If cumulative differences in pay are present, the next task is to value them. A $5,000 difference of income between racial groups at the 25th percentile of their respective distributions is likely to be far more meaningful than the same dollar difference at the 99th percentile where annual compensation may be measured in millions. What we really care about is the disutility caused by systematic discrimation between groups based on race and other identities. Accordingly, we should apply some utility function to the income differences calculated above. For example, take a firm that divides its employees into three groups: White, Black and Other. Assume that the pay at the 25th percentile is $25,000 for White workers, $23,000 for Black workers, and $27,000 for workers identifying with other races. The average pay among the three groups at the 25th percentile is $25,000. The deviation from the average is zero for Whites, negative $2,000 for Blacks, and positive $2,000 for Other. Because any utility function we choose will be convex, it follows that the utility loss suffered by Black workers will be greater than the utility gained by those in the Other group. Therefore, any difference between groups at each percentile will result in a net loss of utility across all groups, at least for that percentile of the distributions.
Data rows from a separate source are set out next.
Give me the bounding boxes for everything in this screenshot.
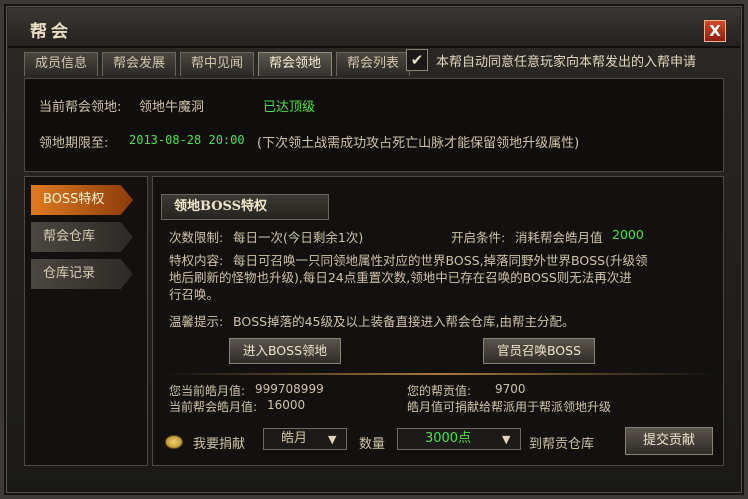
level-status: 已达顶级 [263,100,316,115]
my-moon-value: 999708999 [255,382,324,396]
tip-value: BOSS掉落的45级及以上装备直接进入帮会仓库,由帮主分配。 [233,314,575,329]
expire-date: 2013-08-28 20:00 [129,133,245,147]
divider [165,373,715,375]
side-item-guild-warehouse[interactable]: 帮会仓库 [31,222,133,252]
title-bar: 帮会 X [8,8,740,48]
auto-accept-checkbox[interactable]: ✔ [406,49,428,71]
window-title: 帮会 [30,22,72,42]
chevron-down-icon: ▼ [328,433,337,446]
tab-guild-list[interactable]: 帮会列表 [336,52,410,76]
auto-accept-label: 本帮自动同意任意玩家向本帮发出的入帮申请 [436,55,697,70]
contribution-value: 9700 [495,382,526,396]
donate-label: 我要捐献 [193,437,246,452]
open-condition-amount: 2000 [612,227,644,242]
contribution-label: 您的帮贡值: [407,384,472,398]
expire-label: 领地期限至: [39,136,109,151]
tab-member-info[interactable]: 成员信息 [24,52,98,76]
destination-label: 到帮贡仓库 [529,437,595,452]
territory-info-panel: 当前帮会领地: 领地牛魔洞 已达顶级 领地期限至: 2013-08-28 20:… [24,78,724,172]
limit-value: 每日一次(今日剩余1次) [233,230,364,245]
chevron-down-icon: ▼ [502,433,511,446]
side-menu: BOSS特权 帮会仓库 仓库记录 [24,176,148,466]
open-condition-label: 开启条件: [451,230,506,245]
donate-type-dropdown[interactable]: 皓月 ▼ [263,428,347,450]
tab-guild-territory[interactable]: 帮会领地 [258,52,332,76]
donate-type-value: 皓月 [280,431,307,446]
current-territory-label: 当前帮会领地: [39,100,122,115]
boss-privilege-panel: 领地BOSS特权 次数限制: 每日一次(今日剩余1次) 开启条件: 消耗帮会皓月… [152,176,724,466]
current-territory-value: 领地牛魔洞 [139,100,205,115]
expire-note: (下次领土战需成功攻占死亡山脉才能保留领地升级属性) [257,136,580,151]
quantity-value: 3000点 [424,431,472,446]
my-moon-label: 您当前皓月值: [169,384,246,398]
quantity-dropdown[interactable]: 3000点 ▼ [397,428,521,450]
close-button[interactable]: X [704,20,726,42]
section-title: 领地BOSS特权 [161,194,329,220]
submit-contribution-button[interactable]: 提交贡献 [625,427,713,455]
open-condition-value: 消耗帮会皓月值 [515,230,603,245]
content-line-3: 行召唤。 [169,287,220,302]
enter-boss-territory-button[interactable]: 进入BOSS领地 [229,338,341,364]
content-line-2: 地后刷新的怪物也升级),每日24点重置次数,领地中已存在召唤的BOSS则无法再次… [169,270,632,285]
tab-guild-development[interactable]: 帮会发展 [102,52,176,76]
limit-label: 次数限制: [169,230,224,245]
side-item-warehouse-records[interactable]: 仓库记录 [31,259,133,289]
contribution-note: 皓月值可捐献给帮派用于帮派领地升级 [407,400,612,414]
tip-label: 温馨提示: [169,314,224,329]
guild-moon-label: 当前帮会皓月值: [169,400,258,414]
tab-guild-news[interactable]: 帮中见闻 [180,52,254,76]
guild-moon-value: 16000 [267,398,306,412]
summon-boss-button[interactable]: 官员召唤BOSS [483,338,595,364]
tab-bar: 成员信息 帮会发展 帮中见闻 帮会领地 帮会列表 [24,52,414,76]
side-item-boss-privilege[interactable]: BOSS特权 [31,185,133,215]
coin-icon [165,435,183,449]
quantity-label: 数量 [359,437,386,452]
To determine the net loss of utility for each group, we average the gains and losses of utility at each percentile. If no systematic discrimation is present, utility differences should average out to zero. The sum of the averages for each group yields the average utility loss per employee — again, this total can never result in a net gain given the convexity of utility. The next task is to redollarize this utility figure. To create comparability with corporate financials, this can be accomplished by determining the dollar value loss by shareholders that would result in the same level of utility sacrificed. We can arrive at a cumulative figure by multiplying this dollar value by the total number of employees.
Going back to our example, let’s assume the net utility loss is 0.008 at each employee percentile. Let’s further assume that the average income of shareholders weighted by the value of their shareholdings is $250,000, and that at this income level a loss of utility of 0.008 equates to about $250. If the firm employs 100,000 people, the disutility of discrimination would have a negative social value of $25 million per year from the perspective of a socially responsible investor. We would then apply a social discount rate (SDR) to this annual figure to estimate the present social value lost. Using a SDR of 2% (and assuming no real growth in the disparity of income by race) would translate to a social loss of approximately $1.2 billion.
One potential pushback against this type of analysis from corporations would be “competitive” concerns. Companies don’t want to disclose their compensation information for an obvious reason: they want to pay everybody as little as possible and don’t want employees negotiating their way up the pay scale within or across the industry. But this concern can be obviated with a standard that only asks them to disclose a single dollar figure for chosen employee categories using the method above along with detail on any assumptions made.
Perhaps the greater impediment to adoption is that this figure can only highlight an ill — it will only yield a social cost. In that respect, it is no different than carbon emissions. Hence, it may require a similar level of social muscle to make this type of disclosure a reality.